- Battle of the Straits: Part of the Arab–Byzantine wars
| Date | Early 965 |
| Location | Straits of Messina, Italy |
| Result | Fatimid victory |

Belligerents
- Byzantine Empire: Fatimid Caliphate Kalbid Emirate of Sicily

Commanders and leaders
- Niketas Abalantes (POW): Ahmad ibn al-Hasan al-Kalbi

Casualties and losses
- Heavy, c. 1,000 prisoners: Unknown

= Battle of the Straits =

965 battle

The Battle of the Straits (Arabic: waqʿat al-majāz) was fought in early 965 between the fleets of the Byzantine Empire and the Fatimid Caliphate in the Straits of Messina. It resulted in a major Fatimid victory, and the final collapse of the attempt of Emperor Nikephoros II Phokas to recover Sicily from the Fatimids.

==Background==
The fall of Taormina to the Aghlabids in 902 marked the effective end of the Muslim conquest of Sicily, but the Byzantines retained a few outposts on the island, and Taormina itself threw off Muslim control soon after. In 909, the Fatimids took over the Aghlabid metropolitan province of Ifriqiya, and with it Sicily. The Fatimids (and after the 950s the Kalbid hereditary governors of Sicily) continued the tradition of jihad, both against the remaining Christian strongholds in the northeast of Sicily and, more prominently, against the Byzantine possessions in southern Italy, punctuated by temporary truces.
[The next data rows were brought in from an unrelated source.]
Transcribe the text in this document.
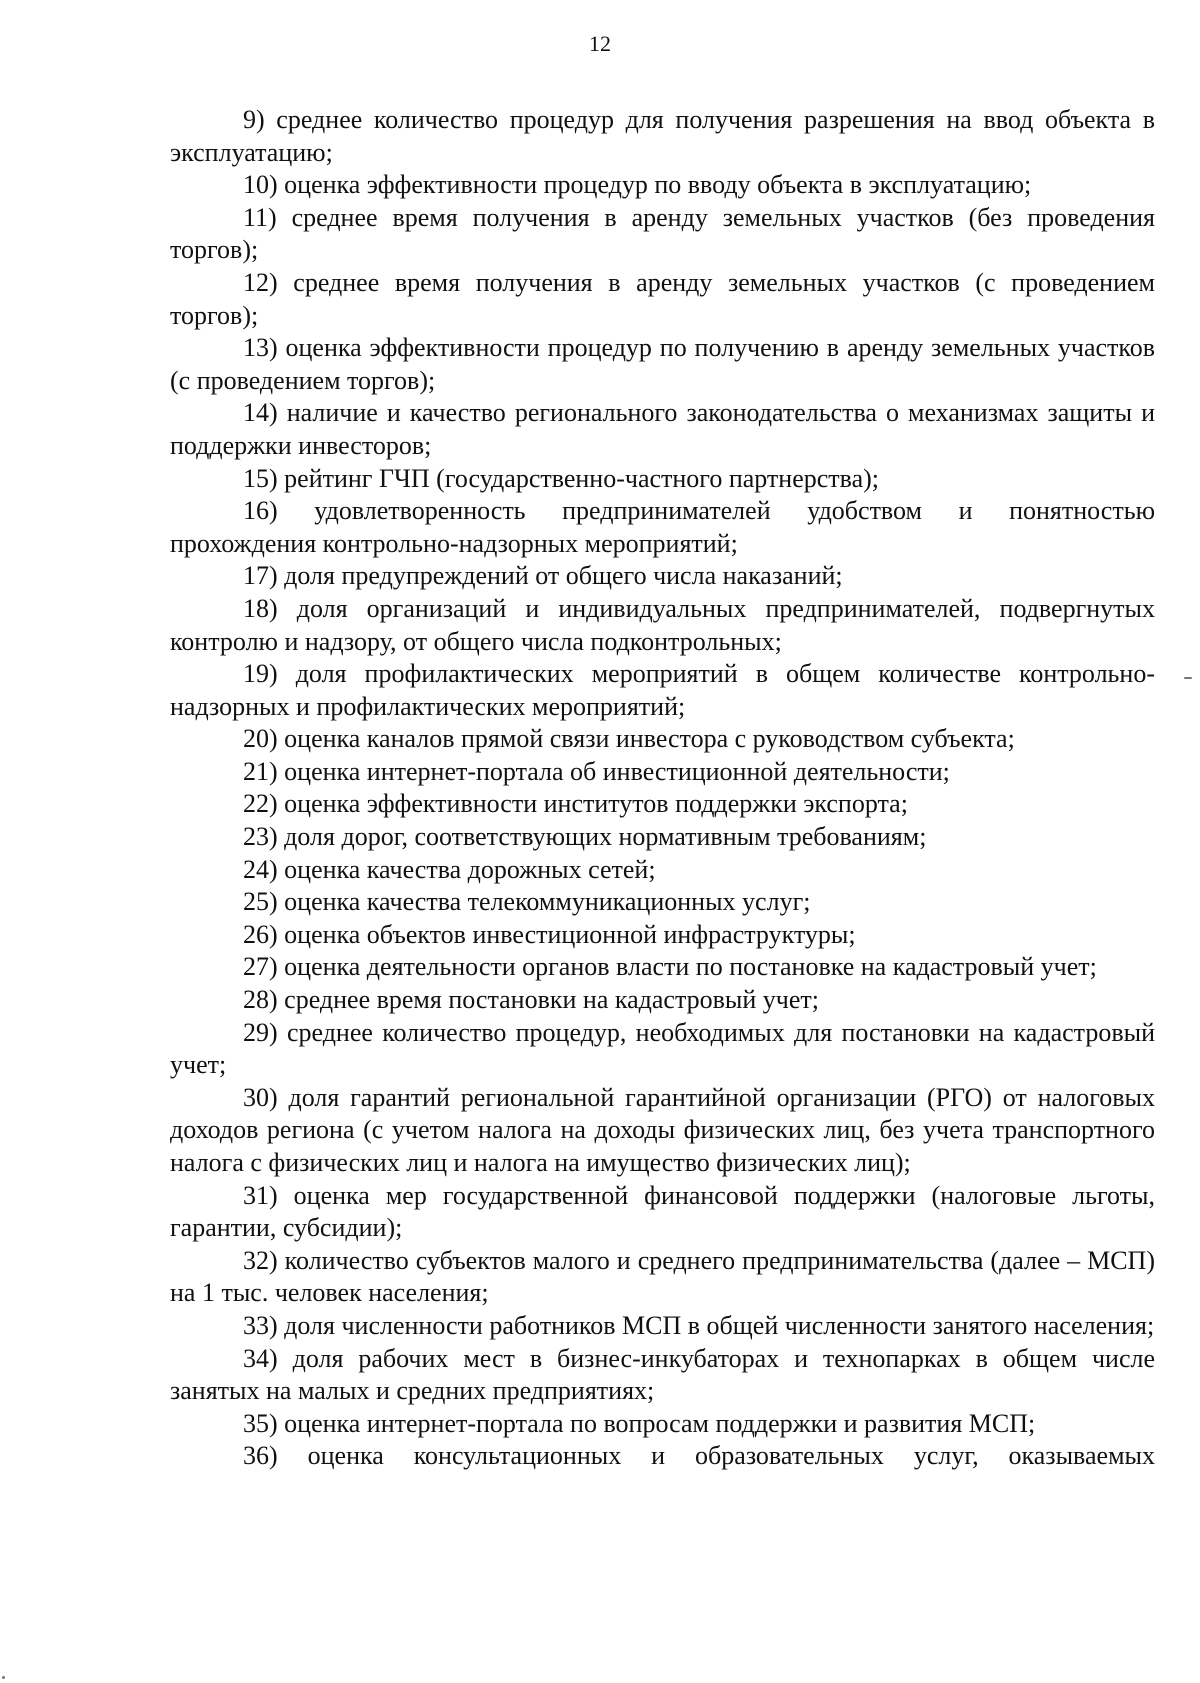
12

9) среднее количество процедур для получения разрешения на ввод объекта в эксплуатацию;

10) оценка эффективности процедур по вводу объекта в эксплуатацию;

11) среднее время получения в аренду земельных участков (без проведения торгов);

12) среднее время получения в аренду земельных участков (с проведением торгов);

13) оценка эффективности процедур по получению в аренду земельных участков (с проведением торгов);

14) наличие и качество регионального законодательства о механизмах защиты и поддержки инвесторов;

15) рейтинг ГЧП (государственно-частного партнерства);

16) удовлетворенность предпринимателей удобством и понятностью прохождения контрольно-надзорных мероприятий;

17) доля предупреждений от общего числа наказаний;

18) доля организаций и индивидуальных предпринимателей, подвергнутых контролю и надзору, от общего числа подконтрольных;

19) доля профилактических мероприятий в общем количестве контрольно-надзорных и профилактических мероприятий;

20) оценка каналов прямой связи инвестора с руководством субъекта;

21) оценка интернет-портала об инвестиционной деятельности;

22) оценка эффективности институтов поддержки экспорта;

23) доля дорог, соответствующих нормативным требованиям;

24) оценка качества дорожных сетей;

25) оценка качества телекоммуникационных услуг;

26) оценка объектов инвестиционной инфраструктуры;

27) оценка деятельности органов власти по постановке на кадастровый учет;

28) среднее время постановки на кадастровый учет;

29) среднее количество процедур, необходимых для постановки на кадастровый учет;

30) доля гарантий региональной гарантийной организации (РГО) от налоговых доходов региона (с учетом налога на доходы физических лиц, без учета транспортного налога с физических лиц и налога на имущество физических лиц);

31) оценка мер государственной финансовой поддержки (налоговые льготы, гарантии, субсидии);

32) количество субъектов малого и среднего предпринимательства (далее – МСП) на 1 тыс. человек населения;

33) доля численности работников МСП в общей численности занятого населения;

34) доля рабочих мест в бизнес-инкубаторах и технопарках в общем числе занятых на малых и средних предприятиях;

35) оценка интернет-портала по вопросам поддержки и развития МСП;

36) оценка консультационных и образовательных услуг, оказываемых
Following the Byzantine reconquest of Crete in 960–961, where the Fatimids, constrained by a truce with the Empire and the distances involved, were unable or unwilling to interfere, the Fatimids turned their attention to Sicily, where they decided to reduce the remaining Byzantine outposts: Taormina, the forts in the Val Demone and Val di Noto, and Rometta. Taormina fell to the governor Ahmad ibn al-Hasan al-Kalbi on Christmas Day 962, after more than nine months of siege, and in the next year his cousin, al-Hasan ibn Ammar al-Kalbi, laid siege to Rometta. The garrison of the latter sent for aid to Emperor Nikephoros II Phokas, who prepared a major expedition, led by the patrikios Niketas Abalantes and his own nephew, Manuel Phokas.

==Battle of the Straits==
The Byzantine force landed in October 964 and quickly captured Messina and other forts in the Val Demone, but its attempt to relieve Rometta was decisively defeated, with Manuel Phokas among the dead. Left without hope of relief, Rometta fell in spring 965.

Following their defeat before Rometta, the remaining Byzantine forces were forced to withdraw to Messina. Niketas with the Byzantine fleet tried to cross over the Straits of Messina from the Italian mainland, but he was intercepted by the Fatimid fleet under Ahmad al-Kalbi. In the ensuing battle, known in the Arabic sources (Ibn al-Athir, al-Maqrizi, Abu'l-Fida) as the "Battle of the Straits" (waq‘at al-majāz), the Fatimid governor employed divers equipped to attack the Byzantine ships: in the description of Heinz Halm, "they would dive from their own ship and swim over to the enemy ship; they would fasten ropes to its rudder, along which earthenware pots containing Greek fire were then made to slide over to the enemy ship, and shattered on the sternpost". This tactic succeeded in destroying many Byzantine vessels, and the battle ended in a major Fatimid victory; according to the Arab historians, a thousand prisoners were taken, including the Byzantine admiral, Niketas, with many of his officers, as well as a heavy Indian sword which bore an inscription indicating that it had once belonged to Muhammad.

==Aftermath==
This defeat led the Byzantines to once more request a truce in 966/7, resulting in a peace treaty leaving Sicily in Fatimid hands, and renewing the Byzantine obligation to pay tribute in exchange for the cessation of raids in Calabria. Both powers were willing to come to terms, as both were occupied elsewhere: Phokas with his wars against the Hamdanids and the conquest of Cilicia, and the Fatimids with their planned invasion of Egypt. The caliph al-Mu'izz li-Din Allah refortified a number of towns in Sicily during this time, and built Friday mosques and settled Muslims in hitherto Christian-dominated towns in the Val Demone. Taormina, however, was razed, perhaps as part of the terms of the peace treaty, and not resettled until 976.

As part of the peace treaty, the Byzantine captives, including Niketas, were ransomed by the Empire. Niketas had spent his captivity in Ifriqiya copying the homilies of Basil of Caesarea and Gregory of Nazianzus in a fine calligraphic manuscript, which after his release he donated to a monastery, and which is now in the Bibliothèque nationale de France in Paris (Par. gr. 947).